Bu durum içerisinde İngiltere’nin de Rusya’ya karşı Japonya’ya politik destek vermesi 1904-1905 Rus-Japon Savaşı’nda kazanan tarafın Japonya olmasında önemli bir faktör olmuştur. Bahsedilen savaştan sonra 1910 yılında Japonya tarafından resmen ilhak edilen Kore; 1. Dünya Savaşı, İnterbellum dönemi ve 2. Dünya Savaşı’nın sonuna kadar Japonya hakimiyetinde kalmıştır.
Kore Sorunu’nun Küresel Arkaplanı
1945 senesinde İkinci Dünya Savaşı’nın bitimine yakın bir dönemde Japonya’nın teslim olmayan son ülke olması nedeniyle müttefik devletler bu ülke üzerine yoğunlaştılar. Amerika ordusunun güneyden Kore’ye çıkması ve Sovyet ordularının kuzeyden yarımadaya girmesinden sonra iki ordu 38. Paralelde birleşerek Kore yarımadasını Japon hakimiyetinden tamamen çıkaracaklardır. BM tarafından bağımsız tek bir Kore Cumhuriyeti kurulması öngörülen kararlar alınsa da neticede Sovyet hakimiyetinde kalan Kore, Demokratik Kore Halk Cumhuriyeti (Kuzey Kore) adı ile ayrı bir cumhuriyet olarak teşkil edilecek ve Amerika ordularının bulunduğu bölgede de Kore Cumhuriyeti (Güney Kore) kurularak Kore halkı resmen iki farklı devlete bölünecektir.
Birinci Dünya Savaşı sona erdiğinde pek çok Avrupa ülkesi maddi zarar görmüş, birçok devlet uzun süreli kalkınma planları hazırlamak durumunda kalmış, özellikle mağlup devletler iyice yıkık bir vaziyete bürünmüştü. İkinci Dünya Savaşı sona erdiğinde ise bu yıkıklık durumu o döneme kadar dünya siyasasının başat aktörü olan Avrupa’nın tamamında geçerlilik gösteriyordu.
İster mihver, ister müttefik taraftan olsun; Avrupa bu dönemde küresel boyuttaki siyasal olaylara tepki verebilme kabiliyetinden yoksun, yorgun ve güçsüzdü.
Bu durum dünyanın genelinde büyük bir güç boşluğu ortaya çıkarıyordu çünkü özellikle o dönemde Avrupa sadece Avrupa’yı değil, dünyadaki toprakların da ciddi bir kısmını idare ediyordu. İşte bu güç boşluğu içerisinde iki devlet ön plana çıkma eğilimi içine girecektir.
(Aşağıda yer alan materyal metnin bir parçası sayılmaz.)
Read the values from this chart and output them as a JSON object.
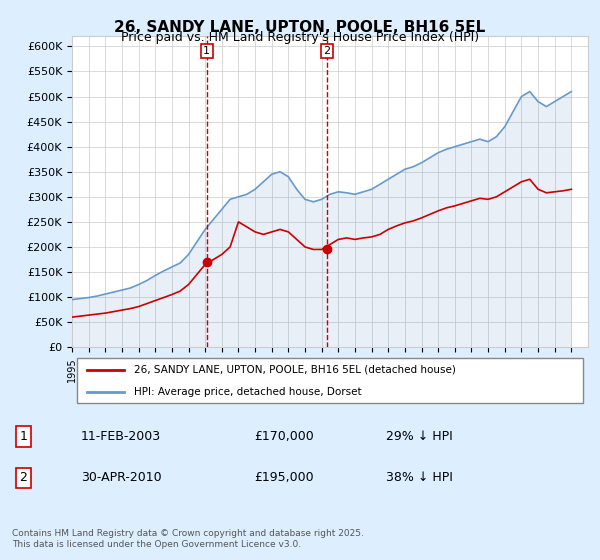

Bunlardan birincisi İkinci Dünya Savaşı boyunca hayli hırpalanmış ancak kendisini toparlayarak Nazi Almanya’sının bileğini bükmüş olan Rusya, diğeri ise Normandiya çıkarması ile Omaha Sahili’nden başlayarak diğer Batı Avrupalı müttefik devletlerle birlikte Almanya’nın içlerine doğru ilerlemiş ABD idi.
İkinci Dünya Savaşı boyunca müşterek bir hedefe doğru aynı safta ilerleyen bu iki devletin gerek dünya görüşü, gerek yaşayış biçimi ve gerekse olayları kontrol etme yöntemleri arasında pek çok fark bulunmaktaydı. Bu farklardan en ön plana çıkanı da o dönemde ideolojik fark olacaktır. 4 Temmuz 1776 yılında bağımsızlığını ilan eden ABD o dönemin devletlerinden farklı olarak olarak dünyaya liberal pencereden bakmaktaydı. Nitekim bu pencereden bakmaya günümüzde de devam etmektedir. Kurulduğu dönemde ideolojik açıdan yine eşine nadir rastlanan Sovyetler Birliği ise farklı kavramları öne çıkarmış, değişik değerler benimsemişti.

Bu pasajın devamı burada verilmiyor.